I had a dude email me this week. Says he found my blog and asked if I do much with investment property. Then it dawned on me that I have never blogged about it.
The biggest client I have worked with on investment property is……..me! Want to hear my story?
I use to live in Gainesway. I bought that house for about 80% of it’s potential. I fixed it all up, doing most of the work myself. We decided to move. I really hated to sell the place since the market had tanked (this was 2007) and I had done so many long term improvements. I didn’t like the idea of giving somebody else the benefit of all I had done.
I was having lunch with my kids one day at their school and a mother I knew suggested I rent it.

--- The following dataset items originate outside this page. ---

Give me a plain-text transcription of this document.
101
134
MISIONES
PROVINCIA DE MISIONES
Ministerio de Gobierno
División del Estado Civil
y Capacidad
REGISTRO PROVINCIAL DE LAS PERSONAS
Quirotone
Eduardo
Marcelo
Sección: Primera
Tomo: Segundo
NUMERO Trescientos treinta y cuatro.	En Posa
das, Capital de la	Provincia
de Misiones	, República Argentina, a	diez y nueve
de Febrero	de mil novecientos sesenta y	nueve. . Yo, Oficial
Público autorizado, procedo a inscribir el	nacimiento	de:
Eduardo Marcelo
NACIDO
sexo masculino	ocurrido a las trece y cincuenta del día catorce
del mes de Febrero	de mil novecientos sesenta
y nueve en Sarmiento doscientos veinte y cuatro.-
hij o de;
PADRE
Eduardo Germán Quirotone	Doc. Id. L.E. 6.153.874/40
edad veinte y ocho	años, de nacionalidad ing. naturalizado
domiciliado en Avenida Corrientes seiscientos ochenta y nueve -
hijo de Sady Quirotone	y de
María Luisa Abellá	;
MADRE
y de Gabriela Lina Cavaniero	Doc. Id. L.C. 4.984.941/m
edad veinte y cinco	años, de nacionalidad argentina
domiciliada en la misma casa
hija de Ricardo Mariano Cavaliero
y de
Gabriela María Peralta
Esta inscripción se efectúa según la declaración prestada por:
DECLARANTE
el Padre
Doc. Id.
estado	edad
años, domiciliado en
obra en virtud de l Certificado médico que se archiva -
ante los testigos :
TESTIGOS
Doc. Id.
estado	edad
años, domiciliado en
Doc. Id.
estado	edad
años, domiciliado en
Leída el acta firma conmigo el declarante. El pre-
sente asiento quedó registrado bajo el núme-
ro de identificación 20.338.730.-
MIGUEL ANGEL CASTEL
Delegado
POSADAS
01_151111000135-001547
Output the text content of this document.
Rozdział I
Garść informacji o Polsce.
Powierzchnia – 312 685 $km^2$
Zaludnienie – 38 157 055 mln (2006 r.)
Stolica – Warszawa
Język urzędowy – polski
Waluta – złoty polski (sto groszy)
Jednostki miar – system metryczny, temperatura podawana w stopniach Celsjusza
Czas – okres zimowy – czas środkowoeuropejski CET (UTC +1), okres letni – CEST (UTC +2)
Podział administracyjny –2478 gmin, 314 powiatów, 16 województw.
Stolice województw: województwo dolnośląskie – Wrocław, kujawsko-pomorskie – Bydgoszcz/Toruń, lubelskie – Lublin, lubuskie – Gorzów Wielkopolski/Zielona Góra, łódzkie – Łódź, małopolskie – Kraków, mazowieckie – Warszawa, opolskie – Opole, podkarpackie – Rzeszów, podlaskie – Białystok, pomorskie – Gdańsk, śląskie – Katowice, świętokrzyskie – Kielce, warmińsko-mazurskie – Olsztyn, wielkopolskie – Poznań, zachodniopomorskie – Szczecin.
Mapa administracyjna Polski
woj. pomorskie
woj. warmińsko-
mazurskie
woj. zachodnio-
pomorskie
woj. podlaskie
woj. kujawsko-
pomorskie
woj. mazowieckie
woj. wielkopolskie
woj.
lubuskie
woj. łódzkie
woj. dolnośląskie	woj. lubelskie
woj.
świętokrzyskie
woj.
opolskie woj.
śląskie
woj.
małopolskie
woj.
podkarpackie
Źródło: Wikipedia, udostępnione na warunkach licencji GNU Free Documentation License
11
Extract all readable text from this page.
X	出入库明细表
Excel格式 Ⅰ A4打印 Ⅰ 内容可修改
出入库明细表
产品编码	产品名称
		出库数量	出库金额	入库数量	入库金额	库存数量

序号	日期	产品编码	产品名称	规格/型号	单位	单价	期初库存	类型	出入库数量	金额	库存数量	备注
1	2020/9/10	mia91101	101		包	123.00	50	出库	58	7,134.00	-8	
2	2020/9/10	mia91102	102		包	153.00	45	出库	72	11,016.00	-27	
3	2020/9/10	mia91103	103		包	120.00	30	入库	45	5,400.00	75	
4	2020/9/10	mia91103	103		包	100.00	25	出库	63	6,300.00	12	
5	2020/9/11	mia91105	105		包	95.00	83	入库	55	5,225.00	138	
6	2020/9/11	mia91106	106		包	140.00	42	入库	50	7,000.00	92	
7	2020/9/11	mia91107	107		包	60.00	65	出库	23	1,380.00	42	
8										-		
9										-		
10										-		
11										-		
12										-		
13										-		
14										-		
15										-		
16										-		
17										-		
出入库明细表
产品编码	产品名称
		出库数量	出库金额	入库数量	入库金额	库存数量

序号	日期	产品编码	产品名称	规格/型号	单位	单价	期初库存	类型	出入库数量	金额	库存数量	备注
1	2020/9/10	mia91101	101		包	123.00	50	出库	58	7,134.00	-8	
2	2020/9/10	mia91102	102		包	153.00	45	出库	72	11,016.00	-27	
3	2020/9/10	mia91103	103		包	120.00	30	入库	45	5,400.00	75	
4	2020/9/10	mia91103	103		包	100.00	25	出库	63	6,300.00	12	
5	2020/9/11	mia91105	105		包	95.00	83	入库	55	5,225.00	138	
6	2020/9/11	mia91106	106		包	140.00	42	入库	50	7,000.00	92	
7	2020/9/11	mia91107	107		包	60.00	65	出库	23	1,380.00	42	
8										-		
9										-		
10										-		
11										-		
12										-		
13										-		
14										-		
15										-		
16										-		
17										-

To be honest, it scared the heck out of me……..but I also liked the idea.
So, we bought our next house in Andover Hills and I “Finished” all the work I needed to do on the old house. I got it looking good and put it on the market. Having lived there, it was really hard to think about somebody else living there. I finally found somebody that looked good and we signed a lease. They have been there for 6 years.
I really didn’t have any plan to keep going, but I did. I found another small ranch house in Century Hills that had a remodeled kitchen and bath, plus a 4 year old heat pump. The house was just dirty. It needed paint and carpet. So, I bought it, did paint, carpet, new lighting and a new range. It rented quickly.
Then we decided to move again. After keeping my old house the last time, my default was to keep the Andover one after we moved out. This one rented quickly too. There aren’t many 2500 square feet houses for rent. While they cost a fortune for the turnover, they are easy to rent and I’ll have a huge asset for retirement.
I got this wild idea that I needed one that was more about cash flow than creating an asset for the future. I bought a shotgun house on the edge of downtown for $18k. There were lots of positive things about this street. I could see it turning around in time. All was well until the tenant had a home invasion. I think she was selling drugs. She came with the house. I would have never picked her. I sold it 4 months after buying it. It just wasn’t the property for me. Every investor has a different model, and this was not a good fit for me. Some people like the super low end rentals, some like multi-family properties. Everybody has their own niche.
I then got word of a property in Ashbrooke from a prospective tenant who looked at my little ranch. His family was selling it. It was pretty rough. I got that one for a pretty low price and spent 6 leisurely months fixing it up. It got an all new kitchen, hardwood, a lot of work in the bathrooms, new roof, windows, hot water heater and HVAC. For all practical purposes, it was effectively a brand new house. Other than maybe carpet and paint, I shouldn’t have to spend a lot on it for the next 15 years.
Because this gets addictive, I just bought two more small ranches. I think I might be done for a while though!
Here is how I roll:
1. If a house won’t cash flow on a 15 year loan, I don’t consider it. Neither should you.
2. I only pay wholesale (unless it is my primary residence). I like to be able to make all the improvements needed to keep it in good shape for the next 10-15 years and still get some free equity.
3. I like to make my houses a step above what other houses look like. People always want the best house they can find. By doing this, I have always been able to pick the best tenant.
4. I try to make long term decisions. I’ll do hardwood if I can because you can refinish it forever. I do wood cabinets rather than melamine film because I can paint them or repair any minor damage. Most landlords just go cheap and have to keep spending the same money over and over again.
5. I like single family homes. You can sell a house for retail whereas you can only sell something like a duplex to an investor, and they don’t pay anything over wholesale.
6. I only rent to the best applicant. I would rather have a house sit vacant than stick a bad applicant in it. It’s that whole long term verses short term thinking.
7. I always remember my tenants are people too. It is my house but their home. They get a good house and deserve a prompt response when anything needs fixed. Not only is that just the right thing to do, it is good business. Happy tenants stay longer. Long term tenants save you money. Everybody wins.
I’ve enjoyed getting to this point. I am always happy to help anybody wanting to do the same!!